I am a professor of geography, and my research expertise is in glacier change. I am fascinated by glaciers, and my desire to create higher quality images of the glaciers I get to visit has been my major motivation for returning to photography more seriously. This is the first of several glacier images I made while in Iceland this past August that I will post for your critique.
This image was made from the right lateral moraine of Skálafellsjökull, one of the large outlet glaciers of the Vatnajökull Ice Cap. My wife and I backpacked out about 5 km to find a view down the tongue of the glacier that would frame the rising sun coming over the mountains beyond.
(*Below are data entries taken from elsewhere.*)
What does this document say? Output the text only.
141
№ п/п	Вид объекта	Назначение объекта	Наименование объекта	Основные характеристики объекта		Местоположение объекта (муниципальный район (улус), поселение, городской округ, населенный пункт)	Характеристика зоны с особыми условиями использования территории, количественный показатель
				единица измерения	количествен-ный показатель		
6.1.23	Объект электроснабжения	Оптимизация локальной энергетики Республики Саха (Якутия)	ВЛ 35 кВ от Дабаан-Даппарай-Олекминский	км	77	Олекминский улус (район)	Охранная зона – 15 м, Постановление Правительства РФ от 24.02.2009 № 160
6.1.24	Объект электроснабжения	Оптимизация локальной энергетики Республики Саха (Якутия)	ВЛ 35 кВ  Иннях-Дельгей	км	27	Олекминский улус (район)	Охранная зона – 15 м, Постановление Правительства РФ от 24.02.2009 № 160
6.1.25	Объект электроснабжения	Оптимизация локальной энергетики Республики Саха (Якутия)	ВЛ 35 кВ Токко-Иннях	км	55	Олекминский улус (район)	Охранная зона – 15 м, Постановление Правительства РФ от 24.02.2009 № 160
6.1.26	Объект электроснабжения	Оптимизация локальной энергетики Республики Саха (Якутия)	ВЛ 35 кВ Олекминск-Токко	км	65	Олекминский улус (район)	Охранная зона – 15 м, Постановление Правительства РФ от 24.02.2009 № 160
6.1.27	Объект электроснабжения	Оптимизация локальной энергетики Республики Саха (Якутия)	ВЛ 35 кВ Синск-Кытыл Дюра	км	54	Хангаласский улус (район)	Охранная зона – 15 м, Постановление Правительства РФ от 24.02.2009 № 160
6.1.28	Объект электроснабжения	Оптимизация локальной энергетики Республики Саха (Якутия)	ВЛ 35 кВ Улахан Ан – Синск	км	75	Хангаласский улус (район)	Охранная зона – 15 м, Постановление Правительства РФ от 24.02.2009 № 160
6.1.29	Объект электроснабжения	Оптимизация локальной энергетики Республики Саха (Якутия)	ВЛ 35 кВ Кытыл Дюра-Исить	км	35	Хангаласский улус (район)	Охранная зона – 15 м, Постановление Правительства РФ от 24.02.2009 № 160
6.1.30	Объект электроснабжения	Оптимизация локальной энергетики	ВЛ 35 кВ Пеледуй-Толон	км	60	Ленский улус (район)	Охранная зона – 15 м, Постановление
This and the second posted image are the best of what I made with this general composition. I like this image because of the tension between the cold, bluish ice and the warm sky, and the upper atmosphere haze (possibly from North American wildfires) adds a bit of the apocalyptic dread that I often feel doing glacier research in a rapidly warming world. I do wish, however, that the shape of the glacier was more apparent . Here, I’m too close to the ice, in a place where it surface lacks much in the way of pattern, to have made the image that I had previsualized.
The second image was made a few minutes prior. It has the advantage of having a better sense of the shape of the glacier (and the nice color in the sky), but doesn’t feel quite as dramatic to me. Which do you like better?
Specific Feedback Requested
Any and all feedback, as per usual. Composition, execution, post-processing, etc. I ultimately would like to build a portfolio of images that I can display, perhaps temporarily in the art gallery at my college. Do either of these make the grade?
Technical Details
Is this a composite: No
The first image, with the rising sun, is an exposure blend in Photoshop that combines an exposure for the sky/ground and an exposure for the ice, using layer masking. The second image below, predawn, was created using HDR photo merge in Lightroom. I’ve done a fair amount of further processing to balance tones in both images. The most significant change in both is that I have done some dodging on the ice, using a color luminosity mask targeting the blues. I’ve also selectively applied contrast, and lightened the distant ground fog a bit. I also applied Topaz Sharpen AI and Topaz DeNoise AI to both.
Skálafellsjökull at First Light: 70 mm, ISO 100, f/11 at 1/15 second and 1/30 second.
Skálafellsjökull Predawn: 25 mm, ISO 400, f/11, at 1/5 second and 1/20 second.